Но вот через улицу из палисадника, сплошь заросшего огненно-красными маками, махнула рукой тетушка Вильма. Эллен крикнула ей «здрасьте!», и тетушка Вильма ответила, хотя услыхать ничего не могла. Тетушка Вильма, давно перешагнувшая за семьдесят, с ее стройной, все еще подтянутой фигурой, с аккуратно заколотыми волосами под тонкой сеточкой, с красивым, в морщинках, овальным лицом, с прозрачными светлыми глазами. Тетушка Вильма, говорившая о жаре с благоговением. Помяните мое слово, сказала она две недели назад, теперича она возьмется за дело и слопает наш прудик за милую душу; а потом они наблюдали, как кромка мутной воды между Шепендонками и их собственным двором что ни день отступала на несколько пядей, так что шепендонковские утята в конце концов отказались от купанья в пруду, да и аист, в полдень заявлявшийся из деревни на бреющем полете и забавно, торжественной деревянной походкой, обмерявший пруд в поисках лягушек, тоже оставил свои попытки. Пруд как бы съежился, забился в грязную промоину, за считанные дни покрылся нежно-зеленым травяным пухом и совершенно высох. Тетушка Вильма в жизни такого не видывала, это она твердила каждому, а ведь она была здесь старше всех. Ну-ну, ужо поглядим, что она еще выкинет. Теперь тетушка Вильма говорила о жаре как о своей ровне, непредсказуемые решения которой заслуживают уважения и даже, что весьма удивило Эллен, желательны. Просто не верилось: в свои семьдесят семь лет тетушка Вильма все еще была любопытна. Ян питал к тетушке Вильме большую симпатию. В иных случаях он и невнимателен бывает, и рассеян, и собеседника толком не слушает, но с тетушкой Вильмой он часами мог рассуждать о запутанных родственных связях между нею и добрым десятком других Шепендонков из окрестных деревень. У кого какие отношения с семьей, каковы взаимоотношения между семьями, что они знали друг о друге или знать не хотели, что веками оставалось для них наиболее важным — все находило у Яна отклик и понимание. Жизнь этих людей. Будто ничто иное никогда его не интересовало.
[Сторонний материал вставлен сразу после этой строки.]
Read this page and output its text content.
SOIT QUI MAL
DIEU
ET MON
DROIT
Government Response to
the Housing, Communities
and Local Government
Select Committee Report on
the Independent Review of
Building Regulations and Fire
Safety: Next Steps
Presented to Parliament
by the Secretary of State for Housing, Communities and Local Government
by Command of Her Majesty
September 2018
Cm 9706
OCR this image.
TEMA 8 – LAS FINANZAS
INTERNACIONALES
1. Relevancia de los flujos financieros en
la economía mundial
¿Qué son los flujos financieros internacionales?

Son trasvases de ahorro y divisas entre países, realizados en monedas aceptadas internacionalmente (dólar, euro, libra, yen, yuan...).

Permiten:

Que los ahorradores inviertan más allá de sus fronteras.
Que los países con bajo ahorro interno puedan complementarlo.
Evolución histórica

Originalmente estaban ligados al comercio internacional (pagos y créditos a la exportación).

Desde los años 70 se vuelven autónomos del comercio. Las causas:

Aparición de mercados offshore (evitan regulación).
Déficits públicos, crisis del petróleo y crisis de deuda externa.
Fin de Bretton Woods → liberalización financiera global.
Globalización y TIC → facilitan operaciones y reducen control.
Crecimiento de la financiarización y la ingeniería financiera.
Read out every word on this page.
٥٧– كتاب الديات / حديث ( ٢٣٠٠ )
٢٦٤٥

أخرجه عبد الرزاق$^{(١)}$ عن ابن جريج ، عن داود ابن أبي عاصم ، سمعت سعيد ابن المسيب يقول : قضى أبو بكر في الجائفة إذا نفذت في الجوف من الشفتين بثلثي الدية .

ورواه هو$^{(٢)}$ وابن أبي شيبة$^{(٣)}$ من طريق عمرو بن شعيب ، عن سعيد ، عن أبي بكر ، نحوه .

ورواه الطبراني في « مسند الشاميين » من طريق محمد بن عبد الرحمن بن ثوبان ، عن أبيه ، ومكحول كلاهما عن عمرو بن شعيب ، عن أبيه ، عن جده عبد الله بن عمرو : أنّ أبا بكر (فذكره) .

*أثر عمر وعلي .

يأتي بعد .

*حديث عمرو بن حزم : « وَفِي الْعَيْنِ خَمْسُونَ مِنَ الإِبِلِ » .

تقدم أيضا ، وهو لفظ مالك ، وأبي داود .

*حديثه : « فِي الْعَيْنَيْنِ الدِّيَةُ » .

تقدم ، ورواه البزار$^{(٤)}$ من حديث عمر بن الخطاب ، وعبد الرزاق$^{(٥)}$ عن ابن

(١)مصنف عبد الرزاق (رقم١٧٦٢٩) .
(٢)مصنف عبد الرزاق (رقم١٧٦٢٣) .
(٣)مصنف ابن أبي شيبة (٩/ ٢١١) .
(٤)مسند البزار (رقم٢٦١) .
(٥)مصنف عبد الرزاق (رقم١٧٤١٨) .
Лавочку перед домом — краска с нее давно облезла, и поневоле думалось, что она со дня на день развалится, — Ян заменить новой не мог, потому что она красовалась на всех семейных фотографиях Рамеров, как и выложенная каменной плиткой дорожка от калитки к дверям дома, квадратики которой просели, а в трещинах росла трава, в общем, дорожку тоже не мешало бы обновить. Но на этой дорожке, возле этой лавочки, у этой двери всегда фотографировалась вся рамеровская родня, в лучшие времена их собиралось до тридцати душ. Тетушка Вильма знала каждого, знала всех, вдоль и поперек, и называла Яну, передвигая указательный палец от одного к другому, имена, степень родства и главную черту характера: порядочный; работящий; прилежная; маленько чокнутый; скупая. Один сохранил свое добро и приумножил. Другой был, как говорится, от роду безрукий, да еще и женился на лентяйке. Вон та в молодости слыла красивой, а вдобавок зазнайкой. А у этой вот, когда родители выдали ее за рамеровского сынка, «все было уже в прошлом». Правда, тетушка Вильма как будто бы ничуть этого не осуждала, наоборот, и потому Ян еще больше полюбил ее.
Знала ли тетушка Вильма, что бедняцкое хозяйство крестьянина Рамера «при Гитлере» было объявлено «наследственным двором» [5] В Германии 1933—1947 гг. наследственный крестьянский двор переходил от отца к старшему сыну и не подлежал разделу.
? А как же, еще бы не знать. Насчет этого и бумага имелась. Само собой. Господин Рамер вместе с другими документами, касающимися дома, честь честью передал эту бумагу Яну. Была там и фотография, которую мы так и назвали «Наследственный двор». Снимок, приложенный к ходатайству о праве на наследственный двор, надлежало отослать крайсбауэрнфюреру; кажется, сказала тетушка Вильма, из-за арийской родословной или как она там называлась. Ведь потом, коли тебя признавали «наследственным крестьянином», пояснила она, давали налоговые льготы и всякую такую муру. Фотография свидетельствовала, что с «нордическими кровями» у Рамеров слабовато. Низкорослые, приземистые, круглоголовые, они, надо сказать, глядели в объектив ошарашенно и даже чуть глуповато. Отец, мать, дочь, сын — этот в юнгфольковской униформе, в штанах до колен. Так называемые «длинные нордические черепа» встречаются в Мекленбурге куда реже, чем можно предположить. Исконное население здесь славянское, о чем говорит и название деревни, корень которого, как растолковал нам один знающий человек, в славянских языках означает «вихриться», «дуть». «На ветру» — вполне подходящее название.